I recently read of a big auction of antique artificial lures; mine would probably have brought a bundle.  They were antiques when Mr. Oglesby gave them to me in the late 1930's.  I thought I was the only person in North Texas who had discovered bass could be caught like crazy on artificial lures, but that was obviously not the case because all the hardware stores had shelves of lures that caught more fishermen than fish.
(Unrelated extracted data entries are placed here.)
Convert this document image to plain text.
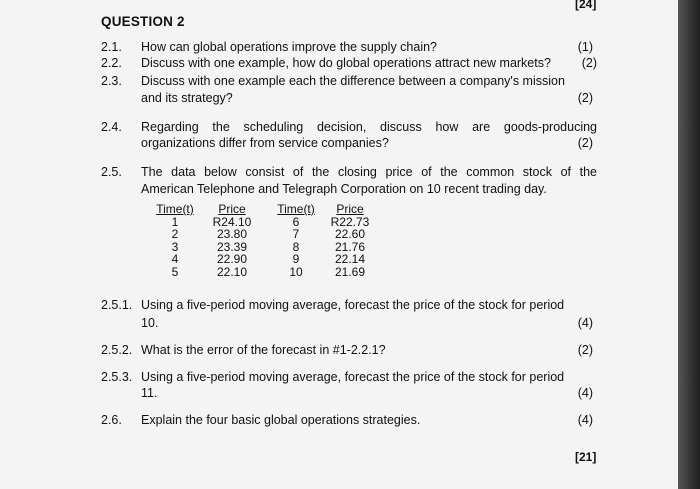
[24]
QUESTION 2
2.1. How can global operations improve the supply chain?	(1)
2.2. Discuss with one example, how do global operations attract new markets?	(2)
2.3. Discuss with one example each the difference between a company's mission
and its strategy?	(2)
2.4. Regarding the scheduling decision, discuss how are goods-producing
organizations differ from service companies?	(2)
2.5. The data below consist of the closing price of the common stock of the
American Telephone and Telegraph Corporation on 10 recent trading day.
Time(t)	Price	Time(t)	Price
1	R24.10	6	R22.73
2	23.80	7	22.60
3	23.39	8	21.76
4	22.90	9	22.14
5	22.10	10	21.69
2.5.1. Using a five-period moving average, forecast the price of the stock for period
10.	(4)
2.5.2. What is the error of the forecast in #1-2.2.1?	(2)
2.5.3. Using a five-period moving average, forecast the price of the stock for period
11.	(4)
2.6. Explain the four basic global operations strategies.	(4)
[21]
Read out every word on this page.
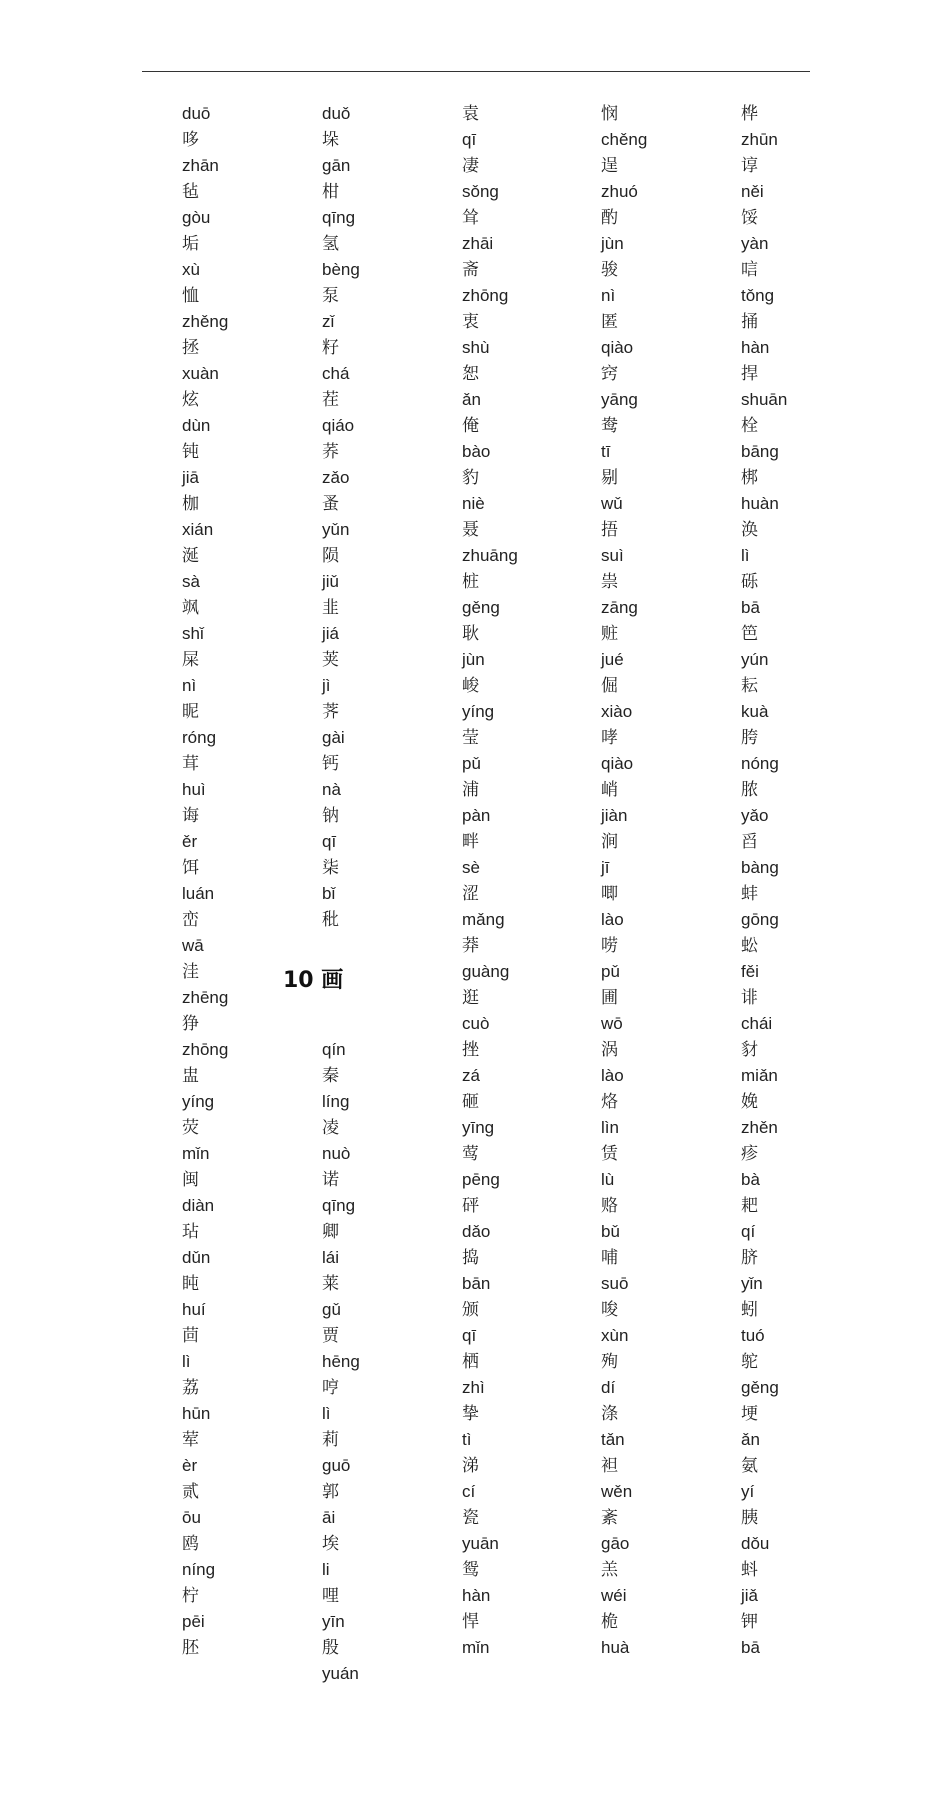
duō
哆
zhān
毡
gòu
垢
xù
恤
zhěng
拯
xuàn
炫
dùn
钝
jiā
枷
xián
涎
sà
飒
shǐ
屎
nì
昵
róng
茸
huì
诲
ěr
饵
luán
峦
wā
洼
zhēng
狰
zhōng
盅
yíng
荧
mǐn
闽
diàn
玷
dǔn
盹
huí
茴
lì
荔
hūn
荤
èr
贰
ōu
鸥
níng
柠
pēi
胚
duǒ
垛
gān
柑
qīng
氢
bèng
泵
zǐ
籽
chá
茬
qiáo
荞
zǎo
蚤
yǔn
陨
jiǔ
韭
jiá
荚
jì
荠
gài
钙
nà
钠
qī
柒
bǐ
秕
qín
秦
líng
凌
nuò
诺
qīng
卿
lái
莱
gǔ
贾
hēng
哼
lì
莉
guō
郭
āi
埃
li
哩
yīn
殷
yuán
袁
qī
凄
sǒng
耸
zhāi
斋
zhōng
衷
shù
恕
ǎn
俺
bào
豹
niè
聂
zhuāng
桩
gěng
耿
jùn
峻
yíng
莹
pǔ
浦
pàn
畔
sè
涩
mǎng
莽
guàng
逛
cuò
挫
zá
砸
yīng
莺
pēng
砰
dǎo
捣
bān
颁
qī
栖
zhì
挚
tì
涕
cí
瓷
yuān
鸳
hàn
悍
mǐn
悯
chěng
逞
zhuó
酌
jùn
骏
nì
匿
qiào
窍
yāng
鸯
tī
剔
wǔ
捂
suì
祟
zāng
赃
jué
倔
xiào
哮
qiào
峭
jiàn
涧
jī
唧
lào
唠
pǔ
圃
wō
涡
lào
烙
lìn
赁
lù
赂
bǔ
哺
suō
唆
xùn
殉
dí
涤
tǎn
袒
wěn
紊
gāo
羔
wéi
桅
huà
桦
zhūn
谆
něi
馁
yàn
唁
tǒng
捅
hàn
捍
shuān
栓
bāng
梆
huàn
涣
lì
砾
bā
笆
yún
耘
kuà
胯
nóng
脓
yǎo
舀
bàng
蚌
gōng
蚣
fěi
诽
chái
豺
miǎn
娩
zhěn
疹
bà
耙
qí
脐
yǐn
蚓
tuó
鸵
gěng
埂
ǎn
氨
yí
胰
dǒu
蚪
jiǎ
钾
bā
10 画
However, the bass were cooperative; they seemed to enjoy being caught as much as I enjoyed catching them, a bit of anthropomorphism that I find even more prevalent in recent years.

            Some of my acquaintances who are anti-hunting but avid fishermen talk about how cruel it is to KILL a duck or deer, and then go into the joys of CATCHING a fish.  Those bass back in Texas, the salmon in the Pacific Northwest and the marlin in Baja California weren't engaged in a sporting event, they were fighting for their lives after being conned into going for an easy, usually crippled, meal.  I don't feel sorry for the fish, not even when they are threshing around in the muck of the bottom of the boat as they suffocate, but I deeply resent some fly fisherman describing the catching of trout with dry flies from some mountain stream in reverent tones as though it was a religious experience that took place in an outdoor cathedral. HELL, they're as eager to catch those trout as the blacks with their "doughballs" and chicken guts were to catch the carp and catfish years ago in North Texas.  I've released a lot of fish; mostly because I had more than my family and friends could handle, but none that I remember, BECAUSE HE PUT UP SUCH A MAGNIFICIANT FIGHT.